The four touch screens each showed an identical interface which allows the user to select one of 15 characters and view a video about that character. Each character was a person who was in or nearby Darwin during the bombing. When a character was selected, the user was presented with a video telling that characters story and their perspective of the day.

The table view was projected down from above and was a dynamically animated map of Darwin that would respond to user actions. The map would highlight the location of up to four selected characters on the map and zooming in or out to fit the selected characters. The map projection also included a dynamically generated simulation/animation of the various bombing waves that occurred.

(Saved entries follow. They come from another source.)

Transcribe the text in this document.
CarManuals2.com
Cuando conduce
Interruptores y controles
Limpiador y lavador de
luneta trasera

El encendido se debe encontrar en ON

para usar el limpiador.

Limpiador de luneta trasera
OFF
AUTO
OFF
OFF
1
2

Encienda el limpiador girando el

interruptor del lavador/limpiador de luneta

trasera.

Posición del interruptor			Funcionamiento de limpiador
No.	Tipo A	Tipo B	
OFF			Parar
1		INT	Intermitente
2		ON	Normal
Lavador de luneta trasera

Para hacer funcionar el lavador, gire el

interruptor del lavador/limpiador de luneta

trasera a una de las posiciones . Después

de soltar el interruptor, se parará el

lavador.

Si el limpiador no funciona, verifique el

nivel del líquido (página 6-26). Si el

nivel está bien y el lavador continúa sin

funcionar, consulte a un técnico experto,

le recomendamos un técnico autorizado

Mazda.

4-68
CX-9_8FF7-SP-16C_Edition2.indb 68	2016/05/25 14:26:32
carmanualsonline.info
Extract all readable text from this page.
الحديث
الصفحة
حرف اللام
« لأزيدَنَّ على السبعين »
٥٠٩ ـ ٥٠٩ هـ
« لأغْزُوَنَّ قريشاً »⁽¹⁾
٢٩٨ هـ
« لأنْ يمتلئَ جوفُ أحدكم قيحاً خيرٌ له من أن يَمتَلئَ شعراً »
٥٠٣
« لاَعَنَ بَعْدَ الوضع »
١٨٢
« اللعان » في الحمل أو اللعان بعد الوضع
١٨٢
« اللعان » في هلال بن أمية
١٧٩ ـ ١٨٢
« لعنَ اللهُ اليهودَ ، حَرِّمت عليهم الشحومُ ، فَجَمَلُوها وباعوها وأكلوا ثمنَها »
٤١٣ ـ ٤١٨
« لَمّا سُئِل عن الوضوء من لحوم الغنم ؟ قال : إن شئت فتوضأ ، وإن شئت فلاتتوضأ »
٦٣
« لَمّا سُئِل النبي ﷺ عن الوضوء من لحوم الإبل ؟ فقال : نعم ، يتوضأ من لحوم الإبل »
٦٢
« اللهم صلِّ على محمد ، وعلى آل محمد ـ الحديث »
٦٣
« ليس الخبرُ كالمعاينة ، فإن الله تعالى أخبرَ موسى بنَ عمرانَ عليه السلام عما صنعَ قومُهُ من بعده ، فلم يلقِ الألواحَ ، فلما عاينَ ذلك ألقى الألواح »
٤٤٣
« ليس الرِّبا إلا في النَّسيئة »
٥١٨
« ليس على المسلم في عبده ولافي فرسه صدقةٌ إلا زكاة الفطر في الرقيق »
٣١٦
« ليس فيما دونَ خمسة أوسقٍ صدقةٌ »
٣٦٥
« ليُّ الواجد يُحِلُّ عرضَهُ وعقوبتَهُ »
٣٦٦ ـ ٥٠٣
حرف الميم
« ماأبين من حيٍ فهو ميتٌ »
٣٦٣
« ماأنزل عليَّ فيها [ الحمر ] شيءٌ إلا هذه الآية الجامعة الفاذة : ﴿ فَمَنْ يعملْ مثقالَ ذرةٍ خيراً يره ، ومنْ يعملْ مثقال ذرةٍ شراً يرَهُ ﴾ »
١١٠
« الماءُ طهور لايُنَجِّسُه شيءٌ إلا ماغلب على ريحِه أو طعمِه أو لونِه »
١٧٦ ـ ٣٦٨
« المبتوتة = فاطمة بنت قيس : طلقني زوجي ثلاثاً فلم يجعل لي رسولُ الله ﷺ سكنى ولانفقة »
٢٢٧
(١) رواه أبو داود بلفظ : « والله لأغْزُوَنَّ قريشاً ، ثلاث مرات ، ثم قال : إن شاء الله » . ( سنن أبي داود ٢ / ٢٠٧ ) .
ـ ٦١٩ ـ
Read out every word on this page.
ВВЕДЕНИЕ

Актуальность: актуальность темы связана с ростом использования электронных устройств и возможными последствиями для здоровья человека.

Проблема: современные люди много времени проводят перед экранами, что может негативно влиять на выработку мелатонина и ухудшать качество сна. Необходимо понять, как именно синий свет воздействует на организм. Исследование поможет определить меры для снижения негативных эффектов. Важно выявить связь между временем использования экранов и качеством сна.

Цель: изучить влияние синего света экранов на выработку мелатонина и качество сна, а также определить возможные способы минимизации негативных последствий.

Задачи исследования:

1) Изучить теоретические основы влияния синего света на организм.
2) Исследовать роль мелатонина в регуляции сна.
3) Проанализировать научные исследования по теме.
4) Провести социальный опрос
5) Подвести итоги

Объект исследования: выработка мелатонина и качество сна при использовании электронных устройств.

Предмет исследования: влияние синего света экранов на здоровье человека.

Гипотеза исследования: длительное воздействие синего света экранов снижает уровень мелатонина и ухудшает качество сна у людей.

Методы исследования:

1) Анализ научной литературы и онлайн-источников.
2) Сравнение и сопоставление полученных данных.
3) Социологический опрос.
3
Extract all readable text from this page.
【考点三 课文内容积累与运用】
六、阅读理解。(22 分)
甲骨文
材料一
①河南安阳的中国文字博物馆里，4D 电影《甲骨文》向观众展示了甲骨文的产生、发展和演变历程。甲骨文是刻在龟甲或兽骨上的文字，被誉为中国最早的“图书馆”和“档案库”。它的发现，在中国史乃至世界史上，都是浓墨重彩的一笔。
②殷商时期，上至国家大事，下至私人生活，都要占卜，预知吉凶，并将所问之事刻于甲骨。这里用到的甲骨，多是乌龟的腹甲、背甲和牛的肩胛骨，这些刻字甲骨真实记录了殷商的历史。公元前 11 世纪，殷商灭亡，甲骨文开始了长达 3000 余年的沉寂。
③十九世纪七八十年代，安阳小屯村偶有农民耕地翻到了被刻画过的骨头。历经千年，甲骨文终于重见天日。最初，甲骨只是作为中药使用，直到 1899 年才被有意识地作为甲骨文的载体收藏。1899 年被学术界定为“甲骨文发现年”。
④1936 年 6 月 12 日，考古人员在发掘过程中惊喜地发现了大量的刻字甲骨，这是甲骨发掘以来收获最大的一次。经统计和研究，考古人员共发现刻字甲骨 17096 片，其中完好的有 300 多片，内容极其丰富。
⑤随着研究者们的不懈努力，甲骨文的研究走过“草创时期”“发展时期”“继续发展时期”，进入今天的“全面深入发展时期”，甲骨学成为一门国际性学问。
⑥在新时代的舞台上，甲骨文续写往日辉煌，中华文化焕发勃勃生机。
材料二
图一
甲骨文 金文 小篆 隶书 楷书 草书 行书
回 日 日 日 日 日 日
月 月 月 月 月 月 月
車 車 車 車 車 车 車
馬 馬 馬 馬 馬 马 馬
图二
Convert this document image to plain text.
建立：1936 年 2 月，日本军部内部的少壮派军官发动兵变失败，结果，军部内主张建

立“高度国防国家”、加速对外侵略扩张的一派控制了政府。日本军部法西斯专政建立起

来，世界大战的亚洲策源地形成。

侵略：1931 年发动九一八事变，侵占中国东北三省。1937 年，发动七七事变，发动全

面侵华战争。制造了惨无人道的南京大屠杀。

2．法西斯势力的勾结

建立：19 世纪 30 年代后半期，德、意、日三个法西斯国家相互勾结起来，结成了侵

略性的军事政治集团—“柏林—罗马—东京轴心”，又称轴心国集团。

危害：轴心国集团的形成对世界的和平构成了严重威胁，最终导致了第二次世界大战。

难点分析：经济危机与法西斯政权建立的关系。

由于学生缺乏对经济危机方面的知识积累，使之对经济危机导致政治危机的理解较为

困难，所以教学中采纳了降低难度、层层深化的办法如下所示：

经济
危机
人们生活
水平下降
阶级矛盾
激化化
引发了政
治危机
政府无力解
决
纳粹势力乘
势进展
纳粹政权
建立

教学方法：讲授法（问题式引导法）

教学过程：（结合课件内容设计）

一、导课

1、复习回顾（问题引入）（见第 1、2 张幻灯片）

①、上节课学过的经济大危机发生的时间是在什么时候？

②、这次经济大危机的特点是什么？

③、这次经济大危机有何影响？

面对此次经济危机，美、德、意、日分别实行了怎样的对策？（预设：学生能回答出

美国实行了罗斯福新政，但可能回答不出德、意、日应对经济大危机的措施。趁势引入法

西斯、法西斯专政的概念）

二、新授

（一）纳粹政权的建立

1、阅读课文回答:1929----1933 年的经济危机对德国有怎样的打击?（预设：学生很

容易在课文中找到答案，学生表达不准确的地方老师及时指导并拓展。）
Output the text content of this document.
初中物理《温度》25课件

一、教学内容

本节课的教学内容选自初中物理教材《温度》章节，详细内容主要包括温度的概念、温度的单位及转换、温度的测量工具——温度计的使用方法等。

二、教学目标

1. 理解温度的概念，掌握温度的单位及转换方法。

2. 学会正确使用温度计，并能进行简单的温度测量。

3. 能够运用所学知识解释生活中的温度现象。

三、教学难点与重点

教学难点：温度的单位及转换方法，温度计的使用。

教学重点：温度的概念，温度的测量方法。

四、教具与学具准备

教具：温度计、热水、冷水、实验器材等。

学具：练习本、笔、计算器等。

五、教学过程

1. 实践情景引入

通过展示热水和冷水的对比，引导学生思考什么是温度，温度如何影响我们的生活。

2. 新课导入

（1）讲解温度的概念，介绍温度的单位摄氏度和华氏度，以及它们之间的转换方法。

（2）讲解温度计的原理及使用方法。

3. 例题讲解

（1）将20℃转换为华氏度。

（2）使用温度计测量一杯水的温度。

For this interactive, I used a combination of .NET and Flash.  The touch screen UI and dynamically animated map where both built using Flash, written in ActionScript, and hosted in .NET application. The projector pc application with the map view also made use of a WCF self-hosted service with an HTTP service endpoint that responded to HTTP get calls placed by Flash application running on the touch screens.

When a user selected a character on a touch screen, a HTTP get call, which included the selected character ID, was made to the map view application running on the projector pc. This call would be routed to the flash component of the application on the projector pc, which would respond by fluidly updating the map. The map would automatically zoom in and out to fit up to four selected character locations. I am particularly proud of the quality and smoothness of the zooming animation that I achieved as well as the use of path finding agents to create waves of planes for the bombing animation.

Every frame pass, the application would use bit bliting to draw up to 50 planes and countless explosions on to a 6000 x 6000 pixel bitmap of the map of Darwin. Graphic overlays for up to four selected characters would be then drawn. The application would then calculate a bounding box for the selected character locations on the map. This bounding box would then be used  to  create a matrix transformation that was used to resize and draw a portion of the 6000 x 6000 pixel bitmap of the map of Darwin to the screen.

On the museum hardware, the map animation maintains a steady 50 fps at resolution of 1920 x 1200. The application has been now been running 8 hours a day for over a year with zero bugs, crashes, or stability issues.